В конце концов я еще раз споласкиваю волосы в ванной, потом закутываюсь в пушистое полотенце и надеваю контактные линзы. Комната тут же становится четкой — цвета больше не сливаются, а углы предметов не смазаны. Мне нужно чем-нибудь подкрепиться. А может, и с кем-нибудь пообщаться? Только одевшись и приготовившись выйти, я замечаю белый конверт, засунутый под дверь. Злясь на то, что мой неизвестный корреспондент так не вовремя дал о себе знать, я швыряю конверт на конторку — разберусь позже, — и даже не удосуживаюсь побеспокоиться, что его могут найти или перехватить.
Лапша
Я снова в восточном крыле; из кухни доносится шум, и я иду глянуть, что там происходит. Кухня в восточном крыле побольше, чем в западном, и сводчатым проходом соединяется с просторной гостиной. Вечер нынче зябкий, и кто-то разжег огромный камин, нашпиговав его сухими дровами. Здесь толпа народа — почти все участники проекта, — слоняются из одной комнаты в другую, мажут джем на тосты, наливают кофе, угощаются вином. Похоже, основная тусовка происходит у стола в гостиной, за которым Хиро играет с кем-то в «го» — с кем именно, не пойму. Заглядываю в холодильник и обнаруживаю, что он набит бутылками с холодным пивом. Я почти желаю, чтобы пива тут не было, чтобы я могла испытать мазохистское наслаждение — типа, хочу того, чего не могу получить. С другой стороны, пожалуй, получить все же как-то приятнее. Когда ледяная горькая жидкость проскальзывает в горло, я и представить себе не могу, как можно пить что-то другое.
— Алиса Батлер — сачкующая клуша, — говорит Эстер. Я оборачиваюсь и вижу ее за кухонным столом. — Хочешь? — Улыбаясь, она протягивает мне полускуренный косяк.
— Давай, колись, — говорю я, принимая его и усаживаясь рядом. — Много я пропустила?
— До хрена и больше. Кучу статистики — сколько всяких брендов подростки знают к семнадцати годам, как они в этом возрасте проявляют к этим брендам лояльность и так далее.
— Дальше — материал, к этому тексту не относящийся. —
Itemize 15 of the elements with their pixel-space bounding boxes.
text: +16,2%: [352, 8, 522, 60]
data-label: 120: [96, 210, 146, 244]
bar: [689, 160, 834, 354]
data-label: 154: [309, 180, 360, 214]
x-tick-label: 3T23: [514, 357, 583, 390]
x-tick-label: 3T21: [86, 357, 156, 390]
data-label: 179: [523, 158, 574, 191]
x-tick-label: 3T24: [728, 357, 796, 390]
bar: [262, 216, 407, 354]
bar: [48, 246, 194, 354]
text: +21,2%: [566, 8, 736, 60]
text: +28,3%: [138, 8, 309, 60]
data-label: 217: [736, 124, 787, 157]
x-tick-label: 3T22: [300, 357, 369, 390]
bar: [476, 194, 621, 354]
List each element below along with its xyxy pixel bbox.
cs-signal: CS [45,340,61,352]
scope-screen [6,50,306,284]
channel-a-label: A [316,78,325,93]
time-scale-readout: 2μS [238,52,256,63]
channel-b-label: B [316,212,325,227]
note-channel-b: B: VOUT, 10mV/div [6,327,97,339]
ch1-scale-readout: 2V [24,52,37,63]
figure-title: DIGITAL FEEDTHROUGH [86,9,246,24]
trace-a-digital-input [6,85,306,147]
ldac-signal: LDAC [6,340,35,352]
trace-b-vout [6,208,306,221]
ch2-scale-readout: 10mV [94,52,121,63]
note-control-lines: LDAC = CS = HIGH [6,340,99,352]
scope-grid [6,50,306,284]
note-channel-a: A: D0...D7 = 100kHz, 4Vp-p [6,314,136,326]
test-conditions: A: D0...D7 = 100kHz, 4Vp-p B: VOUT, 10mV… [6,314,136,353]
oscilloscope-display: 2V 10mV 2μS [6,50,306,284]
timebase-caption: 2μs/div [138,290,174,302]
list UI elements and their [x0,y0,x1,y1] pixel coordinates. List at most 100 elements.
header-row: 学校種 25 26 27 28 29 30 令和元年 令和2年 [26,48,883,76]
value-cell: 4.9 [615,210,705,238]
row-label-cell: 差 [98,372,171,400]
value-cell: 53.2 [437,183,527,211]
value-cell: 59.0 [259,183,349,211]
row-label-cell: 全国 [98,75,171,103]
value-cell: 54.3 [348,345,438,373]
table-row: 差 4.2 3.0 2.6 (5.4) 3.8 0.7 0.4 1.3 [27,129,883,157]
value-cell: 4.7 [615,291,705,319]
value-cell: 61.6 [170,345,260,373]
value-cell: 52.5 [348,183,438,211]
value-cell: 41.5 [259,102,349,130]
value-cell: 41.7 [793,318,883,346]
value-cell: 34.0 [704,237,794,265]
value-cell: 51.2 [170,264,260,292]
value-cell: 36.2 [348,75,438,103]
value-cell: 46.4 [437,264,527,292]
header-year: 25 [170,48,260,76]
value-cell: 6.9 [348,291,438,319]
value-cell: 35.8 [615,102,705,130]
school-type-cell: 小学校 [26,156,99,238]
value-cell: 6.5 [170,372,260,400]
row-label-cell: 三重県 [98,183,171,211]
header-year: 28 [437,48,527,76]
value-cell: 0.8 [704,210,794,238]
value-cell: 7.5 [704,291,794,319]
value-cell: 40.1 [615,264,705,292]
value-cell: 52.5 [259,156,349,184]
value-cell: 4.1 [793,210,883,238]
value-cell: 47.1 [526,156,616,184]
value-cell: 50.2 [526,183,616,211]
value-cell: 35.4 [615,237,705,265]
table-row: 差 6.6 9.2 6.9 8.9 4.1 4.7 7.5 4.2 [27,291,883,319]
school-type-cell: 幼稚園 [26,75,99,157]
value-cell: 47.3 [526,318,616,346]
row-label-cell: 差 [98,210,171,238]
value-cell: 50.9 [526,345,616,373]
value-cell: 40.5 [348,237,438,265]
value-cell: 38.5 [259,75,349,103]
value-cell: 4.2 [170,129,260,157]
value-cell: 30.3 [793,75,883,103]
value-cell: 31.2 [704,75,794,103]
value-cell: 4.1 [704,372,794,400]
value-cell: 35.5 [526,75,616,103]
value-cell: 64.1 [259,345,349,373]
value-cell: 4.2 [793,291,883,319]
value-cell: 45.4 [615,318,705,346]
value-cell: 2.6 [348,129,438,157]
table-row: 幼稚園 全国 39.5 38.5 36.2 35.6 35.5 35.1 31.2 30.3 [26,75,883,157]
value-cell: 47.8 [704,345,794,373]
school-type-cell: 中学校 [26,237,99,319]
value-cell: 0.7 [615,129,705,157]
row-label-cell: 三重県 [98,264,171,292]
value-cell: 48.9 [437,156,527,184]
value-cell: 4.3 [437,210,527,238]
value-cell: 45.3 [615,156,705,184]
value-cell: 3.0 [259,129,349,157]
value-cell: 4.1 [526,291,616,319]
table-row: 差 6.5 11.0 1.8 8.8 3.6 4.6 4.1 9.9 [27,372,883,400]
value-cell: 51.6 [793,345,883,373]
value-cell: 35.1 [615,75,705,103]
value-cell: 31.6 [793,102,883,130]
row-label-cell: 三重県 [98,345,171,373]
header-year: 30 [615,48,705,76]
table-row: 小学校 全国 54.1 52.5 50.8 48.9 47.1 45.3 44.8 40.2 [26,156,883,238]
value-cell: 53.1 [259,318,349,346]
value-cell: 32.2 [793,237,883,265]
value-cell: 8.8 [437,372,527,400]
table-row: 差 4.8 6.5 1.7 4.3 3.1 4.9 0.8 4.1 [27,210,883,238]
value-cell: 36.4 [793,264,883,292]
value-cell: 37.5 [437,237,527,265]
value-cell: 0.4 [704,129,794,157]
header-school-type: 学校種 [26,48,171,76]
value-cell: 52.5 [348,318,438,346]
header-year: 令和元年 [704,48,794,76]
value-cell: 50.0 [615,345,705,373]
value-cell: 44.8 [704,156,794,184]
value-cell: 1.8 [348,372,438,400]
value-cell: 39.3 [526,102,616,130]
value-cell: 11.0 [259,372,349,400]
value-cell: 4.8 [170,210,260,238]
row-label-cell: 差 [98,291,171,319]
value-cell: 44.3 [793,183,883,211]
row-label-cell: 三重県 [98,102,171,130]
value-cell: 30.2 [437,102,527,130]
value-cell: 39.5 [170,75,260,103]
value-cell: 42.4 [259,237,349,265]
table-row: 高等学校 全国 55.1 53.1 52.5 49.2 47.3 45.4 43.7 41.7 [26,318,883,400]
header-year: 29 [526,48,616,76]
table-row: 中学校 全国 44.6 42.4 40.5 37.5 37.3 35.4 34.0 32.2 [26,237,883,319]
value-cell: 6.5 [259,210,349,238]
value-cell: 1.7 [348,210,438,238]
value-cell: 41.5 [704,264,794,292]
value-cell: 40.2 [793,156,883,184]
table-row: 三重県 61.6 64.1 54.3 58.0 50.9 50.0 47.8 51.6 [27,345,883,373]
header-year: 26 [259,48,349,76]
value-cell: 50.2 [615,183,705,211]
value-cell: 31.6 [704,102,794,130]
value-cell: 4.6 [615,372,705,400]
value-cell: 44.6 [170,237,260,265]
Оказывается, вся эта поебень насчет «маркетинга от колыбели до могилы» — это действительно поебень…
— А что это?
— Ну, теория, по которой из человека за всю его потребительскую жизнь можно выжать 100 000 фунтов, если в раннем возрасте заинтересуешь его своим брендом. Выясняется, что современные дети никакой лояльности к брендам не питают. Они знают, что клево, а что нет, но это регулярно меняется. Даже раскрученные марки проигрывают новым брендам, стоит тем появиться и заявить, что они клевее. Ха!
— В смысле, «ха»?
— Ну, иначе ситуация была бы довольно зловещая, правда?
— Да уж. Хотя этот расклад, по-моему, слишком уж смахивает на проповеди Чи-Чи.
— Хм-м. О! Вообще-то ты действительно кое-что пропустила, — говорит Эстер. — На лекцию пришел Мак, и…
Она делает паузу, чтобы разжечь потухший косяк, который я ей только что передала, и тут к нам подсаживается Бен. Он и я обмениваемся застенчивыми улыбками.
— Что происходит? — спрашивает он.
— А… Второй, етить тебя, сачок, — говорит Эстер, выдувая дым. — Я просто рассказываю твоей подельнице, что вы нынче днем пропустили.